Interventional pain management procedures such as selective nerve root block and surgical procedures such as microdiscectomy for pinched nerves are typically followed by a course of physical therapy in order to assist in the patient’s recovery and allow her/him to get back to their daily routine.

Ketamine for Chronic Pain Management

Ketamine is a phencyclidine derivative which acts primarily as an N-methyl-D-aspartate (NMDA) antagonist. Its unique anesthetic profile includes relative hemodynamic stability due to its sympathomimetic properties (though in some patients who are catecholamine deplete, it can cause myocardial depression), preservation of respiratory drive, bronchodilatory properties, and significant non-opiate mediated analgesic properties. It is an attractive adjuvant in patients with chronic pain, who are often opiate-tolerant. At sub-anesthetic doses, ketamine has been shown to be opiate-sparing in the perioperative setting, as well as reducing post-operative nausea and vomiting. Sub-anesthetic, or “low-dose” ketamine, is defined as <2mg/kg intramuscularly or 1mg/kg intravenously. For continuous infusions, <1.2mg/kg/hr has been suggested

In sub-group analyses, ketamine’s opiate sparing effects were greatest in upper abdominal and thoracic procedures. It was still effective, though less so, in orthopedic and lower abdominal surgery. It did not significantly reduce opiate consumption in ear, nose and throat and oral surgery. Furthermore, the more painful the surgery (i.e. high VAS scores), the greater ketamine’s opiate sparing effect.
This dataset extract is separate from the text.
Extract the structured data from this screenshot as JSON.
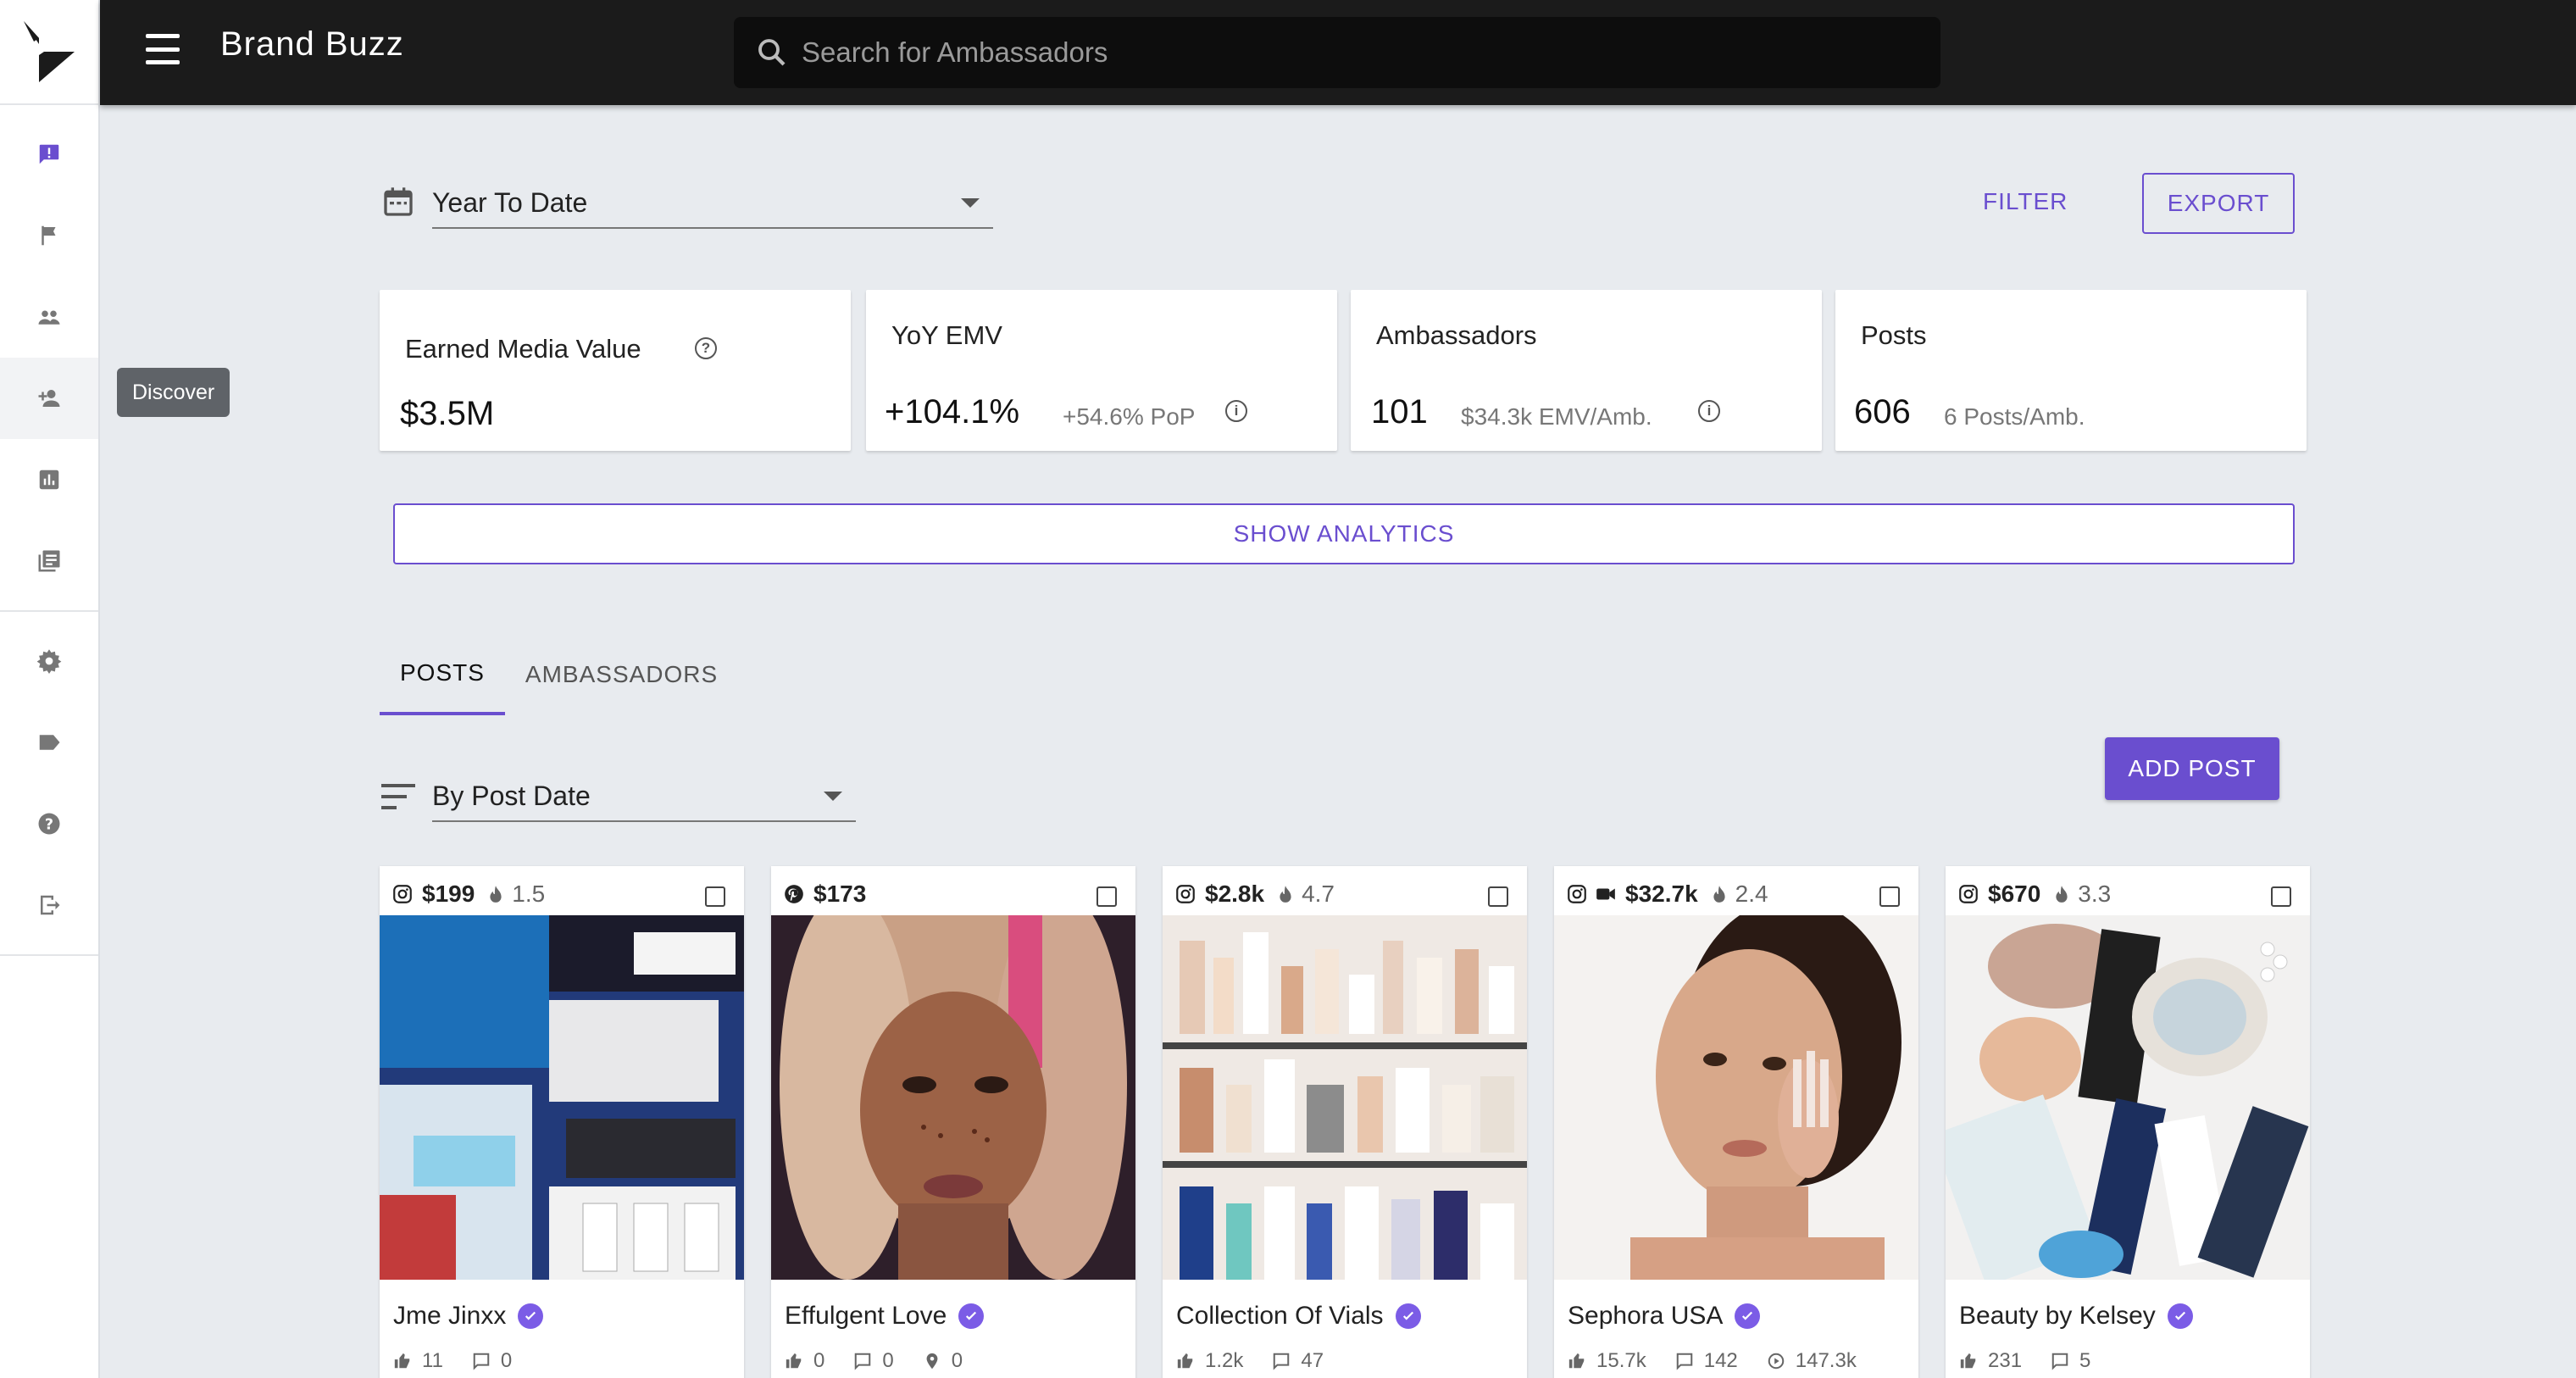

In addition to sparing opiates in chronic pain patients, ketamine may help prevent chronic postsurgical pain by diminishing central sensitization via its NMDA blocking effects. Anywhere from 10-50% of patients have persistent pain after surgery, much of which may be attributed to iatrogenic nerve injury. Blocking central sensitization could help prevent these injuries from persisting in the form of chronic pain. In one systemic review, the relative risk of developing chronic pain after surgery was reduced by 25% (NNT 12) at 3 months and 30% at 6 months.
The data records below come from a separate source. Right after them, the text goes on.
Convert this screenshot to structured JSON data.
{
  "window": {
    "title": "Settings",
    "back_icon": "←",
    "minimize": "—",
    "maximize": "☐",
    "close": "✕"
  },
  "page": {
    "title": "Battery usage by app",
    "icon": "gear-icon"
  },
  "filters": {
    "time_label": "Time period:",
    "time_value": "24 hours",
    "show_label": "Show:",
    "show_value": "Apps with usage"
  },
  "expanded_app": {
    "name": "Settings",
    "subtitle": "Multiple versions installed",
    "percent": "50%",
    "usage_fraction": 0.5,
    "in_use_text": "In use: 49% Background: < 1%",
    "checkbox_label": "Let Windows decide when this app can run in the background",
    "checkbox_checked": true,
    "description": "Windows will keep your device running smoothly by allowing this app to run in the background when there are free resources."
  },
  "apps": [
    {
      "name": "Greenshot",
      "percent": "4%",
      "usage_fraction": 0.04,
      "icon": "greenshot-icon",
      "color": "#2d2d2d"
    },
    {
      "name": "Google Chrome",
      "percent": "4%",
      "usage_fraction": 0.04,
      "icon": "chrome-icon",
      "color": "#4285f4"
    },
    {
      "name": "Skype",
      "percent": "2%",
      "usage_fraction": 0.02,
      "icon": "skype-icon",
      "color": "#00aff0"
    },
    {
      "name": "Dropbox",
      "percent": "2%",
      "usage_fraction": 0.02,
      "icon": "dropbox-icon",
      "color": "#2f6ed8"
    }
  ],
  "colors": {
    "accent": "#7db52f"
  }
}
Short term use of ketamine has been described in the treatment of neuropathic pain, migraine, fibromyalgia, ischemic pain, whiplash injury, and TMJ disease. The mechanism of action is likely NMDA antagonism and potentially enhancement of descending inhibition, though ketamine also acts on other central receptors, including opioid, with their contributing roles still uncertain. Ketamine has also showed promise in reducing opioid-induced hyperalgesia.

Long term benefit of ketamine has been best studied in complex regional pain syndrome (CPRS). Several studies have showed reduction of pain scores for up to 3 months with a several-day course of intravenous ketamine.
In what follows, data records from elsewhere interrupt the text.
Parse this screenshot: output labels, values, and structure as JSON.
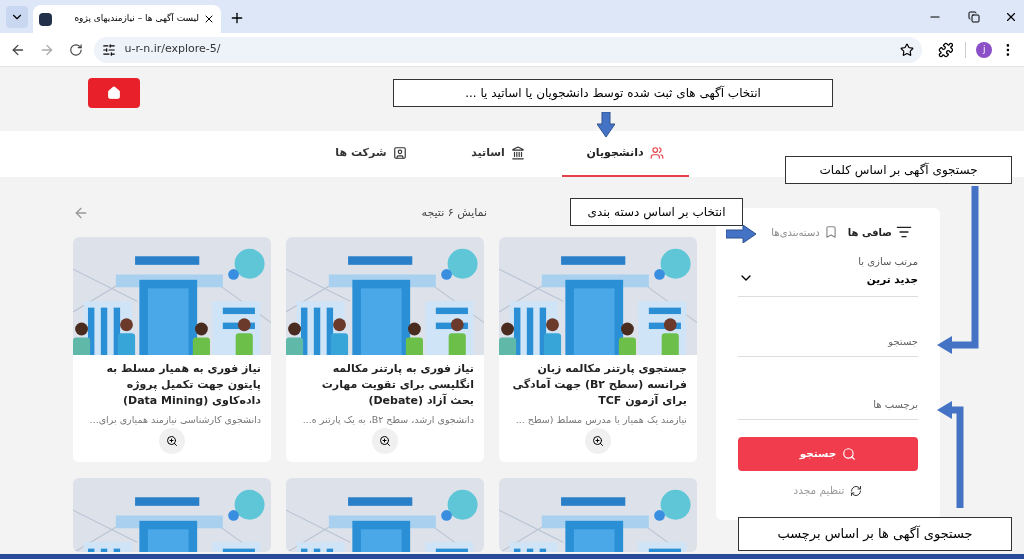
{
  "browser": {
    "tab_title": "لیست آگهی ها – نیازمندیهای پژوه",
    "url": "u-r-n.ir/explore-5/",
    "profile_initial": "j"
  },
  "nav_tabs": [
    {
      "label": "دانشجویان",
      "kind": "students",
      "selected": true
    },
    {
      "label": "اساتید",
      "kind": "professors",
      "selected": false
    },
    {
      "label": "شرکت ها",
      "kind": "companies",
      "selected": false
    }
  ],
  "results": {
    "count_label": "نمایش ۶ نتیجه"
  },
  "cards": [
    {
      "kind": "full",
      "title": "جستجوی پارتنر مکالمه زبان فرانسه (سطح B۲) جهت آمادگی برای آزمون TCF",
      "description": "نیازمند یک همیار یا مدرس مسلط (سطح ..."
    },
    {
      "kind": "full",
      "title": "نیاز فوری به پارتنر مکالمه انگلیسی برای تقویت مهارت بحث آزاد (Debate)",
      "description": "دانشجوی ارشد، سطح B۲، به یک پارتنر ه..."
    },
    {
      "kind": "full",
      "title": "نیاز فوری به همیار مسلط به پایتون جهت تکمیل پروژه داده‌کاوی (Data Mining)",
      "description": "دانشجوی کارشناسی نیازمند همیاری برای..."
    },
    {
      "kind": "image"
    },
    {
      "kind": "image"
    },
    {
      "kind": "image"
    }
  ],
  "sidebar": {
    "tabs": [
      {
        "label": "صافی ها",
        "kind": "filter",
        "selected": true
      },
      {
        "label": "دسته‌بندی‌ها",
        "kind": "categories",
        "selected": false
      }
    ],
    "sort": {
      "label": "مرتب سازی با",
      "value": "جدید ترین"
    },
    "search_field": {
      "placeholder": "جستجو"
    },
    "tags_field": {
      "placeholder": "برچسب ها"
    },
    "search_button": "جستجو",
    "reset_link": "تنظیم مجدد"
  },
  "annotations": [
    {
      "text": "انتخاب آگهی های ثبت شده توسط دانشجویان یا اساتید یا ..."
    },
    {
      "text": "جستجوی آگهی بر اساس کلمات"
    },
    {
      "text": "انتخاب بر اساس دسته بندی"
    },
    {
      "text": "جستجوی آگهی ها بر اساس برچسب"
    }
  ]
}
The safety of long-term ketamine use is ill-defined, and the logistics of delivery are a barrier. Ketamine has poor oral bioavailability, and while intramuscular, sublingual, nasal and rectal formulations exist, they have yet to be widely used or studied. Caveats for long-term ketamine use include urologic complications such as cystitis and bladder contractions, hepatic dysfunction, and psychologic side effects including addiction.

While further studies are warranted in long-term use of ketamine for chronic pain, there is ample evidence in its efficacy as a perioperative adjuvant. It behooves anesthesiologists to be familiar with its use, particularly in the chronic pain population.

References:

Gorlin AW, Rosenfeld DM, Ramakrishna H. Intravenous sub-anesthetic ketamine for perioperative analgesia. J Anaesthesiol Clin Pharmacol [serial online] 2016 [cited 2017 Jun 6];32:160-7

 

Peltoniemi, M.A., Hagelberg, N.M., Olkkola, K.T. et al. Ketamine: A Review of Clinical Pharmacokinetics and Pharmacodynamics in Anesthesia and Pain Therapy. Clin Pharmacokinet (2016) 55: 1059.